The current analysis offers a detailed examination of potential predictors for HALT after TAVI in cardiac CT. In the literature, several clinical and procedural contributors to HALT after TAVI have been described, such as the absence of oral anticoagulation, the use of a large prosthesis, moderate-to-severe paravalvular leakage or balloon-expandable valves [26,27,28,29]. The current analysis extends the knowledge about potential predictors for HALT after TAVI. In addition to clinical predictors for HALT after TAVI, such as pmax, pmean and vmax during follow-up examination, our analysis revealed severe commissural misalignment as an important independent predictor for HALT after TAVI in cardiac CT.

Currently, the development of feasible and safe TAVI implantation techniques in order to reach commissural alignment is an important topic in the literature [30]. Whereas in subjects undergoing SAVR, visual inspection allows the alignment of the bioprosthetic valve commissures with those of the native aortic valves, positioning of the prosthesis during TAVI occurs randomly and may lead to commissural misalignment [14]. Considering the results of the current analysis, an optimized implantation technique in order to allow commissural alignment might potentially contribute to the prevention of HALT after TAVI and thereby positively influence valve durability and functionality. In this context, a patient- and valve-specific, fluoroscopy-based implantation technique to obtain commissural alignment by rotation of the prosthesis at the level of the aortic valve has recently been published [30].
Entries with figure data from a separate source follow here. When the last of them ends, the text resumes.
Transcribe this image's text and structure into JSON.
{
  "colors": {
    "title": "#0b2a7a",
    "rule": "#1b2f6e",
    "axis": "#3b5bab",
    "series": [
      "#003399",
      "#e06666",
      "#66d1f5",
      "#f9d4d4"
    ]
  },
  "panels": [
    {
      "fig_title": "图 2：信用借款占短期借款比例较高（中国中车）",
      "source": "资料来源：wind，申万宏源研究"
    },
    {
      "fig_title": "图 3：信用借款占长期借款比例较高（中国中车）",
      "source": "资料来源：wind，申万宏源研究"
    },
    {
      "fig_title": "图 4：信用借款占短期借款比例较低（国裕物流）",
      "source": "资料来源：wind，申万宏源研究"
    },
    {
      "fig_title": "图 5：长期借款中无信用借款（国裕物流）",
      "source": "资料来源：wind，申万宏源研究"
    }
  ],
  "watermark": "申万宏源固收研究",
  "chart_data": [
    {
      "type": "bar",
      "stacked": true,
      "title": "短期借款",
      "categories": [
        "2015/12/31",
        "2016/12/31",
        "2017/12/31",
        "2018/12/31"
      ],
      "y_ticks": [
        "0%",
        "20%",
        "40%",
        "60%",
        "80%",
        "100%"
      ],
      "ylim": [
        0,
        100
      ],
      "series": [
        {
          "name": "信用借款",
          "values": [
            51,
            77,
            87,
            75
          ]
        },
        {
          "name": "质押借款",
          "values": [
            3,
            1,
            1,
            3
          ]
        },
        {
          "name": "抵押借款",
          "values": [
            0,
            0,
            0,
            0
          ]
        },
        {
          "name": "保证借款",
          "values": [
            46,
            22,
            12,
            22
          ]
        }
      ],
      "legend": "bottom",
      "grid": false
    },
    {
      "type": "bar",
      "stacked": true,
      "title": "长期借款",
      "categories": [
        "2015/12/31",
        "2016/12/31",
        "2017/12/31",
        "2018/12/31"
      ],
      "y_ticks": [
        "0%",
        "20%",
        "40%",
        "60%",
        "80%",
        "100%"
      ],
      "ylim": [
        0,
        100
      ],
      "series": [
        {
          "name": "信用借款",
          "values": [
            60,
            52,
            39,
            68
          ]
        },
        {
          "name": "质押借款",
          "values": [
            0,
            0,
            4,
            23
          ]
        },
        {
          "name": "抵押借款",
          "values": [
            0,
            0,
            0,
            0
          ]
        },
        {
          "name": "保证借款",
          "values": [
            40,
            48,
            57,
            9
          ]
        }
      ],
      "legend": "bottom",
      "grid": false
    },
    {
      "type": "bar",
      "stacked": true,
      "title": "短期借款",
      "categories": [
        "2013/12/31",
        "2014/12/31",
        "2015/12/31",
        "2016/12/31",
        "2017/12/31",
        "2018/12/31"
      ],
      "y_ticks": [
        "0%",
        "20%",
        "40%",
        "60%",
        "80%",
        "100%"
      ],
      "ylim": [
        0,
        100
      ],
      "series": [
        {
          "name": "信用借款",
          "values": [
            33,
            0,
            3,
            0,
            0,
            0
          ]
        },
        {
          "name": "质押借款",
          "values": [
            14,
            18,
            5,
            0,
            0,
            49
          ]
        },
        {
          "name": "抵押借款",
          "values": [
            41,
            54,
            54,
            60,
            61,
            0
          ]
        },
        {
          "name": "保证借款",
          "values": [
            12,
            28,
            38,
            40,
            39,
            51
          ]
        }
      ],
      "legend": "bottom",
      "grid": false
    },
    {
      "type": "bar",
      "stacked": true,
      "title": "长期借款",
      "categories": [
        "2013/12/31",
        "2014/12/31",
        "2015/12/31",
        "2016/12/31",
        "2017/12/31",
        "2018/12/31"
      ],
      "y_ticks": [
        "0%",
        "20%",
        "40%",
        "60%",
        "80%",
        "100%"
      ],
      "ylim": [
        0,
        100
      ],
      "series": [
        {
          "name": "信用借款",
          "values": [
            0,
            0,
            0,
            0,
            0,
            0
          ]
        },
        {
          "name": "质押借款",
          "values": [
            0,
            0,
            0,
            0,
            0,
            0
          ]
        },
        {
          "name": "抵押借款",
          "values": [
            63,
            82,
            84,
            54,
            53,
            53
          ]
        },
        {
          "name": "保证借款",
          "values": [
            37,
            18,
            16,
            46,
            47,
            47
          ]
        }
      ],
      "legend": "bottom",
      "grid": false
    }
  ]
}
The current analysis has some limitations. First, its retrospective, single-center, cross-sectional design with a small sample size may impair statistical comparisons between the two groups. Second, the definition of four categories of commissural (mis-)alignment represents an arbitrary approach. However, this technique allows a comparable classification of commissural (mis-)alignment throughout the study population and has been applied successfully in other studies [14, 30]. Third, the results of the current study might possibly suggest, but do not prove an association between commissural misalignment and altered flow patterns in the aortic root, leading to HALT after TAVI. However, the current analysis was not designed in order to explore the pathophysiological, blood-flow related mechanisms behind the development of HALT, but to examine the role of commissural alignment in the development of leaflet thrombosis after TAVI. In this context, further exploration and comparison of aortic flow patterns in subjects with and without commissural misalignment after TAVI might offer interesting new insights into the pathophysiological mechanisms behind the occurrence of leaflet thrombosis. Similarly, the current analysis does not provide any information on clinical consequences of HALT, e.g. thromboembolic complications or clinical advantages of obtaining commissural alignment in subjects undergoing TAVI.

In conclusion, subclinical leaflet thrombosis after TAVI is associated with commissural misalignment. Pathophysiological, blood-flow-related mechanisms behind the development of HALT as well as a potential clinical benefit of attempting commissural alignment remain to be assessed.